Two characters in particular, beside Scarlett, held my sympathy and attention: Rhett Butler and Melanie Wilkes. Rhett is the quintessential dashing rogue, the rebel that will play his own game and get ahead of the rest of his society, a society which adheres to antiquated rules and is eventually forced to change in order to survive. Because of this, Rhett is despised and/or envied by most, except for Melanie Wilkes, whose saintlike (or perhaps, naive) personality only allows her to see the good in people. In the wrong hands this character would have been trite, uninteresting and unrealistic; but Mitchell knew what she was doing, and as with the rest of her cast she built a solid foundation from which Melanie emerged as one of the most sympathetic characters I have ever read.
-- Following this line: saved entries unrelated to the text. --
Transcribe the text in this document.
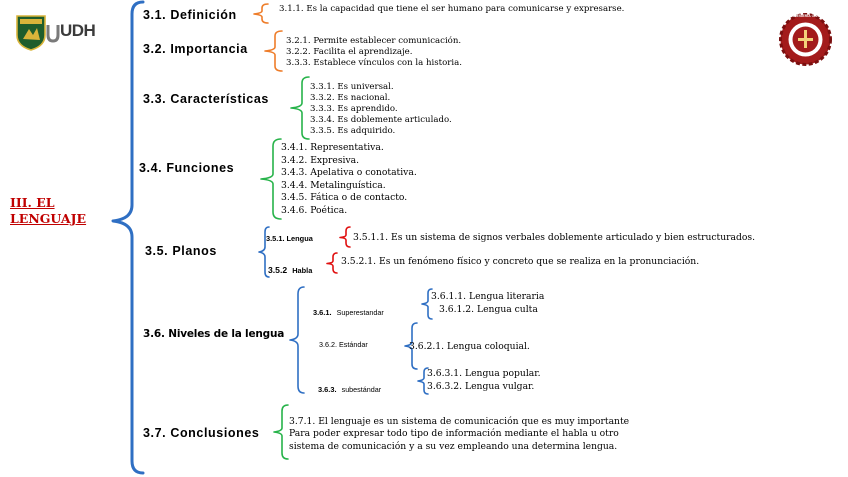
UDH
INGENIERÍA CIVIL
III. EL
LENGUAJE
3.1. Definición	3.1.1. Es la capacidad que tiene el ser humano para comunicarse y expresarse.
3.2. Importancia
3.2.1. Permite establecer comunicación.
3.2.2. Facilita el aprendizaje.
3.3.3. Establece vínculos con la historia.
3.3. Características
3.3.1. Es universal.
3.3.2. Es nacional.
3.3.3. Es aprendido.
3.3.4. Es doblemente articulado.
3.3.5. Es adquirido.
3.4. Funciones
3.4.1. Representativa.
3.4.2. Expresiva.
3.4.3. Apelativa o conotativa.
3.4.4. Metalinguística.
3.4.5. Fática o de contacto.
3.4.6. Poética.
3.5. Planos
3.5.1. Lengua	3.5.1.1. Es un sistema de signos verbales doblemente articulado y bien estructurados.
3.5.2 Habla
3.5.2.1. Es un fenómeno físico y concreto que se realiza en la pronunciación.
3.6. Niveles de la lengua
3.6.1. Superestandar
3.6.1.1. Lengua literaria
3.6.1.2. Lengua culta
3.6.2. Estándar	3.6.2.1. Lengua coloquial.
3.6.3. subestándar
3.6.3.1. Lengua popular.
3.6.3.2. Lengua vulgar.
3.7. Conclusiones
3.7.1. El lenguaje es un sistema de comunicación que es muy importante
Para poder expresar todo tipo de información mediante el habla u otro
sistema de comunicación y a su vez empleando una determina lengua.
Her last scene – the result of which I knew already from the movie – still managed to move me, and even had me wondering as of what she really knew of the relationship between Scarlett and her husband Ashley Wilkes. Both Rhett and Melanie were perfect complements to Scarlett: Rhett’s personality allowed him to see Scarlett for what she really was and still – and thus, purely – love her just the same, while Melanie’s blinded her to Scarlett’s many faults, allowing her to become the fiercely loyal friend Scarlett needed to endure many of her calamities.
As for the racism, it didn’t bother me for the most part. I simply took it as a Southern story told by a Southerner, to which feeling superior to blacks was as normal as breathing. It gave the story an added authenticity that would be lost nowadays in the politically correct climate we live in. The problem is that at some points Mitchell went on a rampage, blaming the “inferior” blacks as much as the Yankee Republicans (who were the true villains of the story) for all the sufferings of the poor, defeated state of Georgia. While the racism was left to the background as an afterthought it was easy to handle, but when Mitchell pushed it to the forefront for no other reason than to denigrate blacks it became an infuriating experience. Mark Twain was just as authentic with his Adventures of Huckleberry Finn without being offensive; Margaret Mitchell’s true colors shone here, and that was the one thing were the movie can claim to be superior to the novel, since David O. Selznick made a point to cut the offensive parts from his adaptation.
All in all, however, Gone with the Wind is one of the greatest novels I have ever read, and a superior product to its classic adaptation. Then again, this shouldn’t come as a surprise; books usually are superior to their movies.